CD74-TARGETED CANCER THERAPY

The high expression of CD74 in cancer cells in comparison with their normal counterparts provides a potential cancer-selective antitumor strategy. As mentioned above, oncogenic CD74-ROS1 represents a potential tumor-specific target against which next-generation kinase inhibitors might be developed. However, whether additional substrates co-exist with CD74-ROS1 or other unidentified CD74 fusion proteins, and whether other coreceptors participate in CD74-dependent transformation remains to be determined.
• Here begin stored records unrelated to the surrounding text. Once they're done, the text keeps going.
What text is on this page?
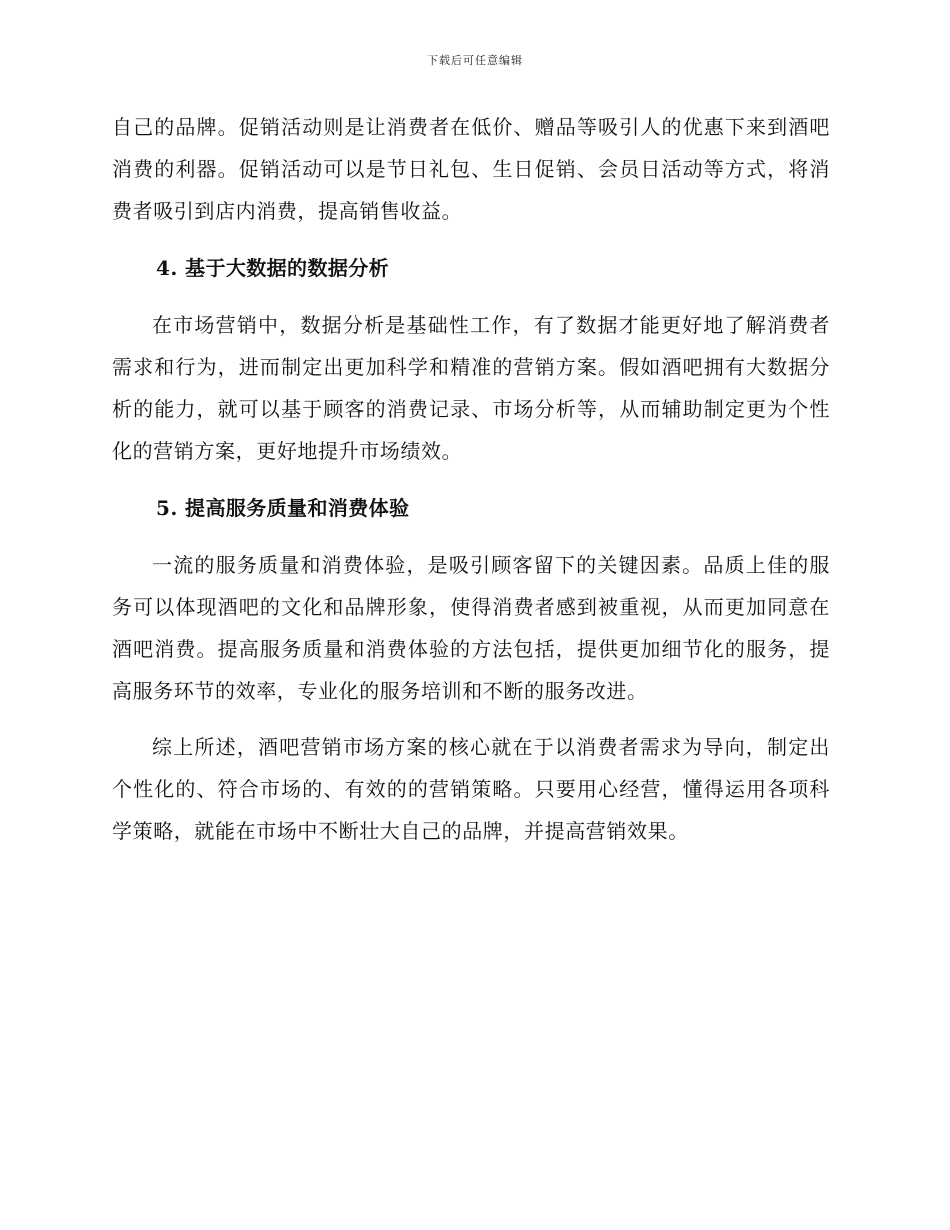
下载后可任意编辑

自己的品牌。促销活动则是让消费者在低价、赠品等吸引人的优惠下来到酒吧消费的利器。促销活动可以是节日礼包、生日促销、会员日活动等方式，将消费者吸引到店内消费，提高销售收益。

4. 基于大数据的数据分析

在市场营销中，数据分析是基础性工作，有了数据才能更好地了解消费者需求和行为，进而制定出更加科学和精准的营销方案。假如酒吧拥有大数据分析的能力，就可以基于顾客的消费记录、市场分析等，从而辅助制定更为个性化的营销方案，更好地提升市场绩效。

5. 提高服务质量和消费体验

一流的服务质量和消费体验，是吸引顾客留下的关键因素。品质上佳的服务可以体现酒吧的文化和品牌形象，使得消费者感到被重视，从而更加同意在酒吧消费。提高服务质量和消费体验的方法包括，提供更加细节化的服务，提高服务环节的效率，专业化的服务培训和不断的服务改进。

综上所述，酒吧营销市场方案的核心就在于以消费者需求为导向，制定出个性化的、符合市场的、有效的的营销策略。只要用心经营，懂得运用各项科学策略，就能在市场中不断壮大自己的品牌，并提高营销效果。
A monoclonal antibody, LL1, which binds to and rapidly internalizes cell surface CD74 into lysosomes[68], increases the survival of mice bearing xenografts[69]. Recent studies have also highlighted the efficacy of a humanized anti-CD74 monoclonal antibody derived from LL1, named milatuzumab, in the treatment of lymphoid malignancies[70,71], non-Hodgkin lymphoma[72], chronic lymphocytic leukemia[73], and mantle cell lymphoma[74]. A phase I multicenter, dose-escalation trial of monotherapy with milatuzumab in advanced multiple myeloma has been evaluated[75]. In addition, because the CD74 antibody enters lysosomes rapidly and at high concentration, it could be conjugated to a drug, and then used to target tumors expressing cell surface CD74. Successful preclinical examples include antibodies conjugated with radioisotopes[76,77] and doxorubicin[78,79], as well as combined therapy using milatuzumab and FTY720, a CD74 stimulator[80]. However, further selectivity must be developed, since such antibodies could potentially bind to all antigen-presenting cells.

Targeted therapy using small molecules is another developing field. Some small molecules have demonstrated activity against other proteins that associate with CD74, and can thus indirectly block CD74 function[30,81]. Examples are MIF activity modifiers, which prevent MIF binding to CD74. For instance, Ibudilast, a phosphodiesterase inhibitor, blocks MIF activity followed by inhibited chemotactic activity of peripheral blood mononuclear cells[82]. (S, R)-3(4-hydroxyphenyl)-4, 5-dihydro-5-isoxazole acetic acid methyl ester (ISO-1) and 4-iodo-6-phenylpyrimidine (4-IPP) function as tautomerase inhibitors that also abolish MIF activity[83]. Ebselen disrupts the formation of MIF trimmers, thereby inactivating the complex[84]. A second set of examples is the cathepsin S inhibitors that prevent antigen presentation and disease progression through inhibiting CD74 degradation. The accumulated CD74 binds to MHC class II molecules within endocytic compartments, which are targets for treatment of autoimmune diseases using molecules such as Clik60[85], LHVS[86], and SB-331750[87], and RWJ-445380. Finally, there are CD74 expression modifiers such as Auraptene that suppresses CD74 expression and thus blocks Helicobacter pylori adhesion and pro-inflammatory mediator production in C57BL/6 mice[88,89]. However, whether these small molecules will have anti-cancer activity remains to be determined. More specific targeted approaches will emerge from the ongoing screening efforts to find compounds that directly target CD74. Combined with an effective method to deliver the targeting agents efficiently to the tumor, this would be a critical breakthrough for the field.

CONCLUSION

Recent advances in our knowledge of CD74 functions have emerged through discovery of its natural ligand, additional interacting proteins, and elucidation of molecular mechanisms associated with CD74 signaling in immunity and cancer. Normal expression in antigen-presenting cells maintain proper MHC class II-restricted antigen presentation and an appropriate immune regulation. However, aberrant expression of CD74 in cells leads to an unbalanced immune system, and possibly also oncogenesis, in a MIF-dependent manner. Despite the natural protective actions of CD74 in the immune system, functional studies from several CD74-focused experimental models show that CD74 inhibition will also likely halt cancer progression and improve patient prognosis. There are ongoing clinical studies into the role of CD74 in diverse diseases, including various types of cancer. Further research into CD74 and its effect on cellular processes, including the complex interactions between CD74 and its binding partners, will undoubtedly translate into clinical benefit for patients.